31 marzo 2012

Cambio dell'ora


Si alzò un po’ più stanco del solito. Il cambio dell’ora, che tanto fa bene alle tasche del paese, lo mandava sempre in uno stato di profonda apatia. Gli regalava questo jet lag senza neanche aver dovuto prendere un aereo.
Si buttò sotto la doccia sperando che l’acqua, fonte di vita, gliene restituisse un po’. Rimase così cinque minuti immobile sotto lo scroscio del sifone sognando di trovarsi sotto una di quelle cascatelle che si vedono nei reportage di viaggio di favolose isole tropicali.
La radio, unico elettrodomestico di comunicazione di massa presente nella sua casa, che avvertiva gli ascoltatori che una nuova ora era iniziata lo riportò alla realtà.
Uscito dalla doccia indossò l’accappatoio e si strofino forte proprio come faceva sua madre quando era bambino. Andò in cucina ed iniziò a prepararsi la colazione. Gli occhi facevano ancora fatica a stare aperti mentre metteva il pentolino sul fuoco e preparava tazza e biscotti.
Un salto in camera da letto dove si vestì rapidamente con gli abiti che aveva preparato la sera prima, conscio che al mattino il suo cervello assomigliava ad uno di quei vecchi motori diesel che impiegavano quarti d’ora per riscaldarsi.
Tornando in cucina cercò quindi di iniziare a pensare alle attività delle giornate, ma quasi subito desistette rimandando a dopo la colazione quando con lo stomaco pieno pensava di poter ragionare meglio.

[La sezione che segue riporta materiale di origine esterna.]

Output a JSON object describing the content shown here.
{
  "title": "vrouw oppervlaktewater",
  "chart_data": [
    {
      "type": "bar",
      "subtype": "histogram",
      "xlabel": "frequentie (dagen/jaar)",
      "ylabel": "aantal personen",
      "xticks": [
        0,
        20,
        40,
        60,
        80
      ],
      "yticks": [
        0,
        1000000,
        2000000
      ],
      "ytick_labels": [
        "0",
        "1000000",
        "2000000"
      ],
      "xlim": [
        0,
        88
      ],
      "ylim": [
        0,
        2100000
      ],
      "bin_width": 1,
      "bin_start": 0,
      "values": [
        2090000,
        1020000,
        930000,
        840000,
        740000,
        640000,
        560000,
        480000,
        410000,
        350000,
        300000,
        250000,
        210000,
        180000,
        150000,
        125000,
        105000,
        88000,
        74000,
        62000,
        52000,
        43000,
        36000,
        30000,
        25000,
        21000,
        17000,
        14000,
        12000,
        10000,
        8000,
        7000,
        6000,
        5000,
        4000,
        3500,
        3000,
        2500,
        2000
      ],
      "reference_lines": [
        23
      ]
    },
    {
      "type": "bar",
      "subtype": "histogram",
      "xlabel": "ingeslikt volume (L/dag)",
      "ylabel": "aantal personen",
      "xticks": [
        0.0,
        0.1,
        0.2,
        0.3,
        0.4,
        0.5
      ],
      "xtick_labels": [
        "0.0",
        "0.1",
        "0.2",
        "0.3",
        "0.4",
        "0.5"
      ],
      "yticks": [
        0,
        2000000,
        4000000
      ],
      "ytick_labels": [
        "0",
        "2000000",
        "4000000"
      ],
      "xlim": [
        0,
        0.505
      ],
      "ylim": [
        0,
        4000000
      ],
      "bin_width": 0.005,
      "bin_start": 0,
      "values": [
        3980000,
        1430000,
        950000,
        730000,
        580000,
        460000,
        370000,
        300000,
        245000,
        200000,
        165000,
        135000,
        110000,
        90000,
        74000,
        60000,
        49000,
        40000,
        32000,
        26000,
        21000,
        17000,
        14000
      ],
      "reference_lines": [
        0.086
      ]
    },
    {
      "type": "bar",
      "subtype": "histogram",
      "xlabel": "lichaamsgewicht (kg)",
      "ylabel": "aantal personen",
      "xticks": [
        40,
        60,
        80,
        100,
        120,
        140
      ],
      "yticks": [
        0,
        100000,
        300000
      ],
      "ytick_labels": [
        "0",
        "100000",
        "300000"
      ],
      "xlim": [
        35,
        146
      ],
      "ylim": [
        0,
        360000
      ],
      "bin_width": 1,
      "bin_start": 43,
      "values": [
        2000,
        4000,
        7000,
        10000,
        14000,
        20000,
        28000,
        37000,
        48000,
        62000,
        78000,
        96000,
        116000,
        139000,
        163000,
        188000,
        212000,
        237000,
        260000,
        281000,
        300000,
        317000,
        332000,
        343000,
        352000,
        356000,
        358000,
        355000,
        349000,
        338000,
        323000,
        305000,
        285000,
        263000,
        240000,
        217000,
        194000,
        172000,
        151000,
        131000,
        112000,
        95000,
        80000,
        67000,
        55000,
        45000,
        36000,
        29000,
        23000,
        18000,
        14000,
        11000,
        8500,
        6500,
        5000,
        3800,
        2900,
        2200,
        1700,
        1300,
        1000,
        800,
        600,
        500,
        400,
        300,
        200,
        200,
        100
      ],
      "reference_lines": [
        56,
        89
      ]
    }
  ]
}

Imbandita la tavola con the, miele, biscotti e yogurt si sedette ed iniziò a mangiare. Il profumo della tazza fumante piena dell’infuso dorato riuscì a riscuoterlo un po’, anche se lo zaino pieno di sassi che sembrava avere sulle spalle continuava a pesargli sullo spirito. Fortunatamente era così abitudinario la mattina che riusciva a fare tutti i gesti con un automatismo degno di un automa da cartone giapponese. Questo gli permetteva di tenere a riposo il cervello che per quella giornata doveva prepararsi ad affrontare riunioni e parole al vento dette da chi di quel vento era gonfio.

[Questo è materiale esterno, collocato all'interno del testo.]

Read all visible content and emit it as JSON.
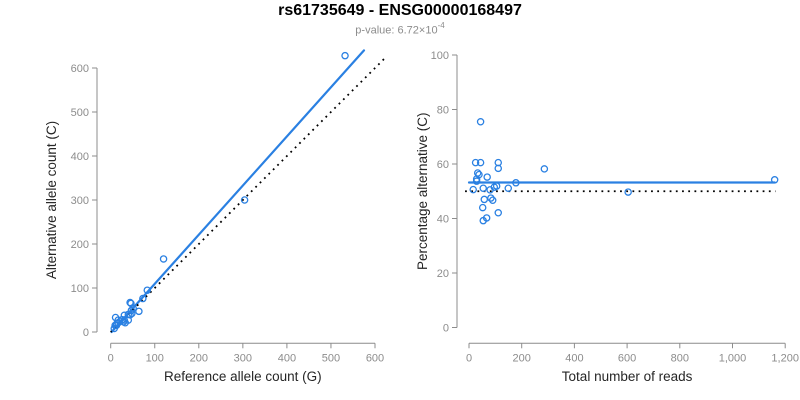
{
  "title": "rs61735649 - ENSG00000168497",
  "subtitle": {
    "label": "p-value: ",
    "value": "6.72×10",
    "exponent": "-4"
  },
  "colors": {
    "accent_blue": "#2a80e2",
    "identity_line": "#000000",
    "axis": "#8c8c8c",
    "tick_label": "#8c8c8c",
    "axis_title": "#262626",
    "title": "#000000",
    "subtitle": "#8c8c8c"
  },
  "chart_data": [
    {
      "type": "scatter",
      "name": "allele-counts-panel",
      "xlabel": "Reference allele count (G)",
      "ylabel": "Alternative allele count (C)",
      "xlim": [
        0,
        620
      ],
      "ylim": [
        0,
        640
      ],
      "xticks": [
        0,
        100,
        200,
        300,
        400,
        500,
        600
      ],
      "yticks": [
        0,
        100,
        200,
        300,
        400,
        500,
        600
      ],
      "grid": false,
      "legend": "none",
      "point_color": "#2a80e2",
      "points": [
        [
          11,
          33
        ],
        [
          10,
          15
        ],
        [
          17,
          27
        ],
        [
          44,
          67
        ],
        [
          46,
          65
        ],
        [
          120,
          166
        ],
        [
          14,
          19
        ],
        [
          17,
          21
        ],
        [
          13,
          16
        ],
        [
          13,
          15
        ],
        [
          31,
          38
        ],
        [
          8,
          8
        ],
        [
          26,
          28
        ],
        [
          40,
          40
        ],
        [
          47,
          49
        ],
        [
          51,
          54
        ],
        [
          73,
          76
        ],
        [
          83,
          95
        ],
        [
          31,
          27
        ],
        [
          44,
          39
        ],
        [
          48,
          42
        ],
        [
          29,
          23
        ],
        [
          40,
          27
        ],
        [
          33,
          21
        ],
        [
          64,
          47
        ],
        [
          304,
          300
        ],
        [
          532,
          628
        ]
      ],
      "lines": [
        {
          "name": "fit-line",
          "style": "solid",
          "color": "#2a80e2",
          "width": 2.2,
          "from": [
            2,
            0
          ],
          "to": [
            575,
            640
          ]
        },
        {
          "name": "identity-line",
          "style": "dotted",
          "color": "#000000",
          "width": 1.8,
          "from": [
            0,
            0
          ],
          "to": [
            625,
            625
          ]
        }
      ]
    },
    {
      "type": "scatter",
      "name": "percentage-alternative-panel",
      "xlabel": "Total number of reads",
      "ylabel": "Percentage alternative (C)",
      "xlim": [
        0,
        1215
      ],
      "ylim": [
        0,
        100
      ],
      "xticks": [
        0,
        200,
        400,
        600,
        800,
        1000,
        1200
      ],
      "xtick_labels": [
        "0",
        "200",
        "400",
        "600",
        "800",
        "1,000",
        "1,200"
      ],
      "yticks": [
        0,
        20,
        40,
        60,
        80,
        100
      ],
      "grid": false,
      "legend": "none",
      "point_color": "#2a80e2",
      "points": [
        [
          44,
          75.5
        ],
        [
          25,
          60.5
        ],
        [
          44,
          60.5
        ],
        [
          111,
          60.5
        ],
        [
          111,
          58.4
        ],
        [
          286,
          58.2
        ],
        [
          33,
          56.7
        ],
        [
          38,
          56.1
        ],
        [
          29,
          54.5
        ],
        [
          29,
          53.7
        ],
        [
          69,
          55.2
        ],
        [
          16,
          50.6
        ],
        [
          54,
          51.1
        ],
        [
          80,
          50.5
        ],
        [
          96,
          51.5
        ],
        [
          105,
          51.9
        ],
        [
          149,
          51.1
        ],
        [
          178,
          53.1
        ],
        [
          58,
          47.0
        ],
        [
          83,
          47.5
        ],
        [
          90,
          46.7
        ],
        [
          52,
          44.0
        ],
        [
          67,
          40.2
        ],
        [
          54,
          39.2
        ],
        [
          111,
          42.1
        ],
        [
          604,
          49.7
        ],
        [
          1160,
          54.2
        ]
      ],
      "lines": [
        {
          "name": "fit-line",
          "style": "solid",
          "color": "#2a80e2",
          "width": 2.2,
          "from": [
            0,
            53.2
          ],
          "to": [
            1160,
            53.2
          ]
        },
        {
          "name": "fifty-percent-line",
          "style": "dotted",
          "color": "#000000",
          "width": 1.8,
          "from": [
            -15,
            50
          ],
          "to": [
            1163,
            50
          ]
        }
      ]
    }
  ]
}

Si era chiesto spesso di come facessero a continuare a dire quella marea di parole inutili ed aveva concluso che in quell’ufficio contava più l’apparenza che la sostanza. Un giorno volle anche verificare questo suo pensiero e si presentò ad un incontro con la cravatta, come facevano i grandi capi. Tutti gli diedero retta mentre faceva i suoi interventi. Da allora prese la decisione di indossare la cravatta solo se aveva qualcosa da dire, altrimenti si sarebbe continuato a nascondere dietro il suo abbigliamento casual, come diceva la responsabile dell’ufficio risorse umane.

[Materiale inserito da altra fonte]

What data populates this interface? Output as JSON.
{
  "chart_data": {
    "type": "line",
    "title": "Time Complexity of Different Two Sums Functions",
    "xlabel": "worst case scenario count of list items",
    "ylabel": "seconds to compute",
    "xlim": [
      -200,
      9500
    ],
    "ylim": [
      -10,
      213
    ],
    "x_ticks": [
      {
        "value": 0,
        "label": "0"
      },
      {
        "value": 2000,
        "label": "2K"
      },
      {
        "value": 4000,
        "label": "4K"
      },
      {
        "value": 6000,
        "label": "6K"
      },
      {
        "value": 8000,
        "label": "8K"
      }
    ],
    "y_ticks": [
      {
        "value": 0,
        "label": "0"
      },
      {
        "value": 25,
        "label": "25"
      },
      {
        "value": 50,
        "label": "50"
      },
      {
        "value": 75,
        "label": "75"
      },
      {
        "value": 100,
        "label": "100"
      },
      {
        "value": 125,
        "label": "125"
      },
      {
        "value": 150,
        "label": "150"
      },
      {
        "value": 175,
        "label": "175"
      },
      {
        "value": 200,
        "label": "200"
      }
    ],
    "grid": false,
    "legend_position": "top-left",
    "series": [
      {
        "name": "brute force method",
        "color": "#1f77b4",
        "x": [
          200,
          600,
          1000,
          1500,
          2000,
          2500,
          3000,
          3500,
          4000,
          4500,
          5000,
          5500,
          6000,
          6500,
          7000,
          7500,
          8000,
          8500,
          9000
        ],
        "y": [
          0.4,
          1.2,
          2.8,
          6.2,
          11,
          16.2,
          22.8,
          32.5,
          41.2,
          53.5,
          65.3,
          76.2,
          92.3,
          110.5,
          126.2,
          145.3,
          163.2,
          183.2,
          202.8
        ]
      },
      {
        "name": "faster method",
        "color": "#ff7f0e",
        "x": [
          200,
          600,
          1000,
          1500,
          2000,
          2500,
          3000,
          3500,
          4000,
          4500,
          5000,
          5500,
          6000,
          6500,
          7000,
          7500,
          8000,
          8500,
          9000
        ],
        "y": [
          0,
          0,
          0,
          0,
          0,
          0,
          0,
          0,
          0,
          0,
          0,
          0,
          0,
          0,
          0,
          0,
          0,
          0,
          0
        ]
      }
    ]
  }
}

Riposto le vettovaglie nel lavello della cucina, dove sarebbe rimasto sino a quando non sarebbero arrivati anche i piatti della cena per fare un unico lavaggio,uscì di casa.
Guardandosi in giro lesse sui volti della maggior parte delle persone che incrociò mentre andava in ufficio il suo stesso stato di “confusione oraria”.